Un journaliste britannique confirmé, le Secrétaire général du Hezbollah, le président iranien et un blogueur américain s’entendent tous sur un point : il n’y a pas de véritable « politique » étasunienne ici, ce que nous voyons est un exercice dangereux de prétendue stratégie, qui ne peut entraîner que le chaos et la défaite.
Alors, pourquoi l’administration Trump continue-t-elle avec ce non-sens ?

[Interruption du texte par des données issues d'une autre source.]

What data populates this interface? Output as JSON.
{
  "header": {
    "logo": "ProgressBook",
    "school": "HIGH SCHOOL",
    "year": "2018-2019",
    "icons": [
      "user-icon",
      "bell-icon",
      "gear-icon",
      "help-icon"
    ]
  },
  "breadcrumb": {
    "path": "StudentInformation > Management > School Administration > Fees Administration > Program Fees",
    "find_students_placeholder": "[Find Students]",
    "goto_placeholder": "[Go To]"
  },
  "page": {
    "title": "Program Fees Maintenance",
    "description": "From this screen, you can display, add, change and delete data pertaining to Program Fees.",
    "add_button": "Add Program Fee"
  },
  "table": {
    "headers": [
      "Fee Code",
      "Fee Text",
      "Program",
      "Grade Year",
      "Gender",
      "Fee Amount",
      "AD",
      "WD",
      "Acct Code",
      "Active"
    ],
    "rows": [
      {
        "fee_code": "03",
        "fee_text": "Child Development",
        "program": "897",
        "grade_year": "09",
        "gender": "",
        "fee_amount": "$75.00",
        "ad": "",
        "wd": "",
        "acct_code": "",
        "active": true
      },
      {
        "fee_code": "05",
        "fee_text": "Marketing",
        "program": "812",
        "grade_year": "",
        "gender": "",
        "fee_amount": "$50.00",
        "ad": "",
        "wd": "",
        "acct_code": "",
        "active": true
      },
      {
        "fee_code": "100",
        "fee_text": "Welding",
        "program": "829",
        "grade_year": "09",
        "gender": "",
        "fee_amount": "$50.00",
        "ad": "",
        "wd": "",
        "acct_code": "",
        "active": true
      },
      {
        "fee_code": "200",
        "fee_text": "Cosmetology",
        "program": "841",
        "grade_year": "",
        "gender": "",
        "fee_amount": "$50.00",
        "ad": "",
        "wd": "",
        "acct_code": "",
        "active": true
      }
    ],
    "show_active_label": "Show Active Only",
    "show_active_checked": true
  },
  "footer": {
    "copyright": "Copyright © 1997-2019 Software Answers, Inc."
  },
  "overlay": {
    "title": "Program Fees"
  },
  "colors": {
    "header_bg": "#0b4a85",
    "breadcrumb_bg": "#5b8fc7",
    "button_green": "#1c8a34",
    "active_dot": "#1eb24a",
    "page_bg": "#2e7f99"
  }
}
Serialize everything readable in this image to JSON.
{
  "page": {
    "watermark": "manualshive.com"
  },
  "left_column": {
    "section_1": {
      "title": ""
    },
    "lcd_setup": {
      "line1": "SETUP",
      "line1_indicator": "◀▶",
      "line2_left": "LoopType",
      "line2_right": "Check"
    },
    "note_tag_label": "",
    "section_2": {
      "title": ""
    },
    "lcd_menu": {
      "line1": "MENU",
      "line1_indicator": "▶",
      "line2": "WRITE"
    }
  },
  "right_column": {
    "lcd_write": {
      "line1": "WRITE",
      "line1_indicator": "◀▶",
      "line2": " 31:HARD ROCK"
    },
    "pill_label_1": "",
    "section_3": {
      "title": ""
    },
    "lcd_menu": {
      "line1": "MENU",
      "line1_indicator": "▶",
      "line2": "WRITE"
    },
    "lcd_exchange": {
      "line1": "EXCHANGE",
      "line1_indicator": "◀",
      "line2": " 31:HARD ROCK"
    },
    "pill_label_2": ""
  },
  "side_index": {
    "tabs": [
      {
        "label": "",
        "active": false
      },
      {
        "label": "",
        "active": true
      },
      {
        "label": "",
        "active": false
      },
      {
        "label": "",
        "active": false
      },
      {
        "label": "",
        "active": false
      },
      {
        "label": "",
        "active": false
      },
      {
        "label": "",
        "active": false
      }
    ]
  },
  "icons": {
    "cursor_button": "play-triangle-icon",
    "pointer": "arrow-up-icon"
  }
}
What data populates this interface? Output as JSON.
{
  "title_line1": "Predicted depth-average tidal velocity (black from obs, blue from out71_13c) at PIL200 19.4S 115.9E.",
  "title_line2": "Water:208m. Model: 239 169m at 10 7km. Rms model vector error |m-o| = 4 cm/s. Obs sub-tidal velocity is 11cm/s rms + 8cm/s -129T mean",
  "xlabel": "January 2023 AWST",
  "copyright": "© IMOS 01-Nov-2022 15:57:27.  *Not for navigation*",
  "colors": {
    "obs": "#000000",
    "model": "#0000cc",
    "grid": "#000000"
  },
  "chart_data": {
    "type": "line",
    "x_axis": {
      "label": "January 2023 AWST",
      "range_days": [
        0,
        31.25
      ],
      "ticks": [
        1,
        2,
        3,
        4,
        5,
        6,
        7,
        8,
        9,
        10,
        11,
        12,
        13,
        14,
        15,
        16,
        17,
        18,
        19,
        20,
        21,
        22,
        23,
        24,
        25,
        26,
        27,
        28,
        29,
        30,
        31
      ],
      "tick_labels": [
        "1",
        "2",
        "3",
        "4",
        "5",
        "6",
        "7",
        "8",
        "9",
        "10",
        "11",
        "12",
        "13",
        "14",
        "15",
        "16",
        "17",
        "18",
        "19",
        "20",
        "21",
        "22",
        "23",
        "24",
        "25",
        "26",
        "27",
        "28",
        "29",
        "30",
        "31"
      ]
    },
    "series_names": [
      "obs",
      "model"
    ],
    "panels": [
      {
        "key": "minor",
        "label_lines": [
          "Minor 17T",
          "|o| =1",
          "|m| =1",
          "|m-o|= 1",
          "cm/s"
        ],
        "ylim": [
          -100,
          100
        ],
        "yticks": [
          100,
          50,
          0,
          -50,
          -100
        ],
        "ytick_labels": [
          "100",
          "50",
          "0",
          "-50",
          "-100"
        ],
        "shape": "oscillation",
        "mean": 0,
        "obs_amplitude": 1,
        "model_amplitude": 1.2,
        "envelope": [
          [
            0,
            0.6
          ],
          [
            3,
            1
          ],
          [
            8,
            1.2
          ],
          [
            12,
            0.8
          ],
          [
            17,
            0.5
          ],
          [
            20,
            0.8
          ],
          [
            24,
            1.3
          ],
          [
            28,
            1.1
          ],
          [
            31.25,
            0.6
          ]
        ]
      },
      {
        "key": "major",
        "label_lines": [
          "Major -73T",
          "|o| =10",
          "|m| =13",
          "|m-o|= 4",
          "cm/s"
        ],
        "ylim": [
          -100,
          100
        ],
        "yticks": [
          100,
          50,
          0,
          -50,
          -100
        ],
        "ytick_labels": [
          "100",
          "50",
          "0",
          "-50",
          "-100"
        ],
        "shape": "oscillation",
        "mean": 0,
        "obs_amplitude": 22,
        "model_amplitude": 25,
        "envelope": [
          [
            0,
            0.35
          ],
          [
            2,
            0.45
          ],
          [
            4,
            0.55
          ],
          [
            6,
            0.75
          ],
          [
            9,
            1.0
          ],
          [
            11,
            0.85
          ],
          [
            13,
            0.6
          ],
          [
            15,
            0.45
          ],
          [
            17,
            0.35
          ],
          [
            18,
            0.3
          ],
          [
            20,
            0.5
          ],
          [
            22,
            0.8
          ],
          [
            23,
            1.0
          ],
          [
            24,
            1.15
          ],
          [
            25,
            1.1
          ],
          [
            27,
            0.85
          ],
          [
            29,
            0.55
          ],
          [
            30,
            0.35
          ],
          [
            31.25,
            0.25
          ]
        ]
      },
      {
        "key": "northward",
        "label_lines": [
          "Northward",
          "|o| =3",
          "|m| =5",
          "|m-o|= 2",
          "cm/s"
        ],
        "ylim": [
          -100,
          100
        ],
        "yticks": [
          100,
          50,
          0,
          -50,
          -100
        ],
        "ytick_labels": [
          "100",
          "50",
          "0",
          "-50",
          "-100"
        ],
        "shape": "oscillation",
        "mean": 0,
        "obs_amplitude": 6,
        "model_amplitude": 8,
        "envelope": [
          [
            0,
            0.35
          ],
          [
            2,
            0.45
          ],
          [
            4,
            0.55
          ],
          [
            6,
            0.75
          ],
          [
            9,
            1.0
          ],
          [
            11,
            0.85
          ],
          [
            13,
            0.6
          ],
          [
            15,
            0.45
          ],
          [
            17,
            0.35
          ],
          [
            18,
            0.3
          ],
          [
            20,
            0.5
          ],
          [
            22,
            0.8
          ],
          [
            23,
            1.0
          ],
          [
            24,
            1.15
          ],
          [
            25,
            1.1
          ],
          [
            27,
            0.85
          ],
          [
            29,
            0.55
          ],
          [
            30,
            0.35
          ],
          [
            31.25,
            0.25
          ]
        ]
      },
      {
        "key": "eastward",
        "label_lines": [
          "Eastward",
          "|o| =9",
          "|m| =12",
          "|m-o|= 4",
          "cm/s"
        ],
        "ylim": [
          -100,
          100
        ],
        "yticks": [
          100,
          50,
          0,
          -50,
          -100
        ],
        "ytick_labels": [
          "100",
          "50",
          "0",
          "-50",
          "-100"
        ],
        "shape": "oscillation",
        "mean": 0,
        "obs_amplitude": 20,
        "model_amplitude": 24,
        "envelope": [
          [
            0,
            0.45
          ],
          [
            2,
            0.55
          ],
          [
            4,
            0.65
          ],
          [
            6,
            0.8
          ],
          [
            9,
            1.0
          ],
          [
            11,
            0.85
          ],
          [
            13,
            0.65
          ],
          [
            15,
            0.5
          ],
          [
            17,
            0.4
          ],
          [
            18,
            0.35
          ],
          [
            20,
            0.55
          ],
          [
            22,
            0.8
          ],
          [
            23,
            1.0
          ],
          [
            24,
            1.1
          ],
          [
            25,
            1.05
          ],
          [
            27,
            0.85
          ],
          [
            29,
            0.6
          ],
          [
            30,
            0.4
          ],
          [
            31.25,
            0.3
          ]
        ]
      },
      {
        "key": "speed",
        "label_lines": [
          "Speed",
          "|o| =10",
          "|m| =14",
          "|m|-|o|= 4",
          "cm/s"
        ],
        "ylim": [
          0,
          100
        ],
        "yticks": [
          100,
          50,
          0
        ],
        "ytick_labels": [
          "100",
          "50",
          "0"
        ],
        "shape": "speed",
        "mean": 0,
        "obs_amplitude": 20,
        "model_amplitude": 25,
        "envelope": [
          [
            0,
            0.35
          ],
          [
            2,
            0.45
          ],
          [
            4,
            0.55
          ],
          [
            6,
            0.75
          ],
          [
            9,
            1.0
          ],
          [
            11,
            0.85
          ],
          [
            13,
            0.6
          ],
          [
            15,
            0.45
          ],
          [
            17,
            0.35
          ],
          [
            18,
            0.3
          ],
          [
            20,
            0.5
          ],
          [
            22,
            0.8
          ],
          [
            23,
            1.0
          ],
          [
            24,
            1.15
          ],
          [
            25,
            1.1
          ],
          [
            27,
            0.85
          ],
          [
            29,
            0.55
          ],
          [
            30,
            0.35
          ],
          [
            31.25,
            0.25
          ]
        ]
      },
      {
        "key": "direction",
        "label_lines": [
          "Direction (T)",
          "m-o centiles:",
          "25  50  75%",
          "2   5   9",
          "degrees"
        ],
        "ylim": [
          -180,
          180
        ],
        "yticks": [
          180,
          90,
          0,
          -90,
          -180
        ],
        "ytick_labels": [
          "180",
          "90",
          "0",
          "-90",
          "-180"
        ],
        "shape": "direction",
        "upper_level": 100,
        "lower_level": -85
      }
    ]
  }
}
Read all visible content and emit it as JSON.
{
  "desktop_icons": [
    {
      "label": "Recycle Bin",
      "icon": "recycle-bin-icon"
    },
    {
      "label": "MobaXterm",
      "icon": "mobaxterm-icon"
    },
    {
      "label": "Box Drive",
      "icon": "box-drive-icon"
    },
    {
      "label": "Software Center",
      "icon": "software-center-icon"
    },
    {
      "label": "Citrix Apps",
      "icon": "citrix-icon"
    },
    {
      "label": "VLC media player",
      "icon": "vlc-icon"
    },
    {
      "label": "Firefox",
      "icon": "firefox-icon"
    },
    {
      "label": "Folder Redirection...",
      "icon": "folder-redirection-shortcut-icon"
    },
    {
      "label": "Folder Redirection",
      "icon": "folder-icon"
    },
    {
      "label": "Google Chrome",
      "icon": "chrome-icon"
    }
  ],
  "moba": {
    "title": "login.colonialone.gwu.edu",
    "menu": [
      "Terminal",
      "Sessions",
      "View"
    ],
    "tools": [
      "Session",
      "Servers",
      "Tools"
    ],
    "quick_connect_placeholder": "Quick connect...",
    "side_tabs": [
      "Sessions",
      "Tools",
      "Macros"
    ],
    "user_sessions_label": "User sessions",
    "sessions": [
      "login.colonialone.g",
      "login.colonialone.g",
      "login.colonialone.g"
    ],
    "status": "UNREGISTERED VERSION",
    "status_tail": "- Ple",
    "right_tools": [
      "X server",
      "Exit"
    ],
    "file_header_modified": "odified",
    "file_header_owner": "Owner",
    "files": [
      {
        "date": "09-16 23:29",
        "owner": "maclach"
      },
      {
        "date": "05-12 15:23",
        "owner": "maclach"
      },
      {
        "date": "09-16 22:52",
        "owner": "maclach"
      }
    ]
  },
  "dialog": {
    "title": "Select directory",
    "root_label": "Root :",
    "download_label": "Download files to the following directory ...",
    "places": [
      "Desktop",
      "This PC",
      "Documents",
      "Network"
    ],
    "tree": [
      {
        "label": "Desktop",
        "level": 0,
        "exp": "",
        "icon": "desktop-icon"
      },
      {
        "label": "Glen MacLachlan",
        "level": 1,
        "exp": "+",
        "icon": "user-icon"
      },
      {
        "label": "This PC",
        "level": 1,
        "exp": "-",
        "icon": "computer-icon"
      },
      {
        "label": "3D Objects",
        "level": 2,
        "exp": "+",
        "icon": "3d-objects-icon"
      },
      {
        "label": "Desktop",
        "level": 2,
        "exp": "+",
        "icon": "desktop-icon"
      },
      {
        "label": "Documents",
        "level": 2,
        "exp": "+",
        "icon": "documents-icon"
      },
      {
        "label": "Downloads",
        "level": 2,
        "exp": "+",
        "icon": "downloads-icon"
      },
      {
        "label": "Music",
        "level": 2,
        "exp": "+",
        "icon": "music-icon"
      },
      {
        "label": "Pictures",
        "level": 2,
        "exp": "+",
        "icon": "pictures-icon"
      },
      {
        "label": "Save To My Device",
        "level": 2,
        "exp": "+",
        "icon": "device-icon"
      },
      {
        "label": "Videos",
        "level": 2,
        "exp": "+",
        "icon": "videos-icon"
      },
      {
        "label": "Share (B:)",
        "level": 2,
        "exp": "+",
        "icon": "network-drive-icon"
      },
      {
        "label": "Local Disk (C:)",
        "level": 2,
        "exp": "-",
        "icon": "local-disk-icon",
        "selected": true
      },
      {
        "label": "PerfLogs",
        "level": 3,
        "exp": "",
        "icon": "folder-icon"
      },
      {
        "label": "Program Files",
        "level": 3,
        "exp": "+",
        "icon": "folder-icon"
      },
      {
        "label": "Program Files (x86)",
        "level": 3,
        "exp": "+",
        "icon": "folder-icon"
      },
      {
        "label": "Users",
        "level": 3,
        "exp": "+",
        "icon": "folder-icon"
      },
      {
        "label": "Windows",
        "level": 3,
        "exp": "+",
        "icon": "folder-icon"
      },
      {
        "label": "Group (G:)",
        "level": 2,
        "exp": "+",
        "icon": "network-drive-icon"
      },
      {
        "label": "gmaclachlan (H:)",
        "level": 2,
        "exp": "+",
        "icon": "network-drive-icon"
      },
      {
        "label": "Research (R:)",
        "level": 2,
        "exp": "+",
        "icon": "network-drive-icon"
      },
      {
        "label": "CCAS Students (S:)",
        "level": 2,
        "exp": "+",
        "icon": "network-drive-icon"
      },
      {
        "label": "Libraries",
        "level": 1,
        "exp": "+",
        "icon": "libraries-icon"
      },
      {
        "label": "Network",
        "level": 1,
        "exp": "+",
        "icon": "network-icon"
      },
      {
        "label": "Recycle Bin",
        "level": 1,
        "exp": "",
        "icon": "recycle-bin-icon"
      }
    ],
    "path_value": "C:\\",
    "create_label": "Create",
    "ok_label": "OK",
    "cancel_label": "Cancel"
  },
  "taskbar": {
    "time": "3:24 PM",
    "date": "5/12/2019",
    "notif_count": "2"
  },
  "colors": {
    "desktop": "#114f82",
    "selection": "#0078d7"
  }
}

Les raisons sont très probablement une combinaison de politique interne américaine et un cas du genre « si tout ce que vous avez est un marteau, alors tout ressemble à un clou ». La « révolution de couleur » anti-Trump avec coup d’État, que les néocons et l’État profond ont lancée avant son installation effective à la Maison Blanche, n’a jamais cessé et tous les signes indiquent que les forces anti-Trump ne se reposeront qu’une fois qu’il sera mis en accusation et, si possible, démis de ses fonctions. En réponse à cette attaque, tout ce que Trump a pu proposer a été le sacrifice de ses alliés et amis les plus proches (Flynn, Bannon) dans le vain espoir que cela apaiserait les néocons. Puis, il a commencé à approuver stupidement leur « politique ». C’était prévisible, cela n’a pas marché non plus. Ensuite, Trump a même essayé de lancer l’idée d’avoir Joe Lieberman comme directeur du FBI, avant de perdre son sang froid et de changer de nouveau de position. Et pendant tout le temps que Trump passe à espérer désespérément les apaiser, les néocons doublent la mise, la doublent à nouveau, puis remettent encore une couche. Il est évident maintenant que Trump n’a pas ce qu’il faut, en termes d’alliés, ni même le courage personnel de s’attaquer au marais qu’il a promis de drainer. Résultat, ce que nous voyons aujourd’hui ressemble à une répétition des deux dernières années de l’administration Obama : un manque total de vision ou même de politique générale, le chaos dans l’Exécutif et une politique étrangère caractérisée par un trouble de la personnalité multiple qui voit le Pentagone, Foggy Bottom, la CIA et la Maison Blanche mener des politiques totalement différentes, à la poursuite d’objectifs totalement différents. À leur tour, tous ces acteurs s’engagent dans ce (qu’ils pensent) qu’ils font le mieux : le Pentagone bombarde, le Département d’État prétend négocier, la CIA s’engage dans une opération plus ou moins secrète de soutien à de plus ou moins « bons terroristes », tandis que la Maison Blanche concentre ses efforts pour essayer de dorer l’image du président ou, au moins, faire penser qu’il contrôle quelque chose.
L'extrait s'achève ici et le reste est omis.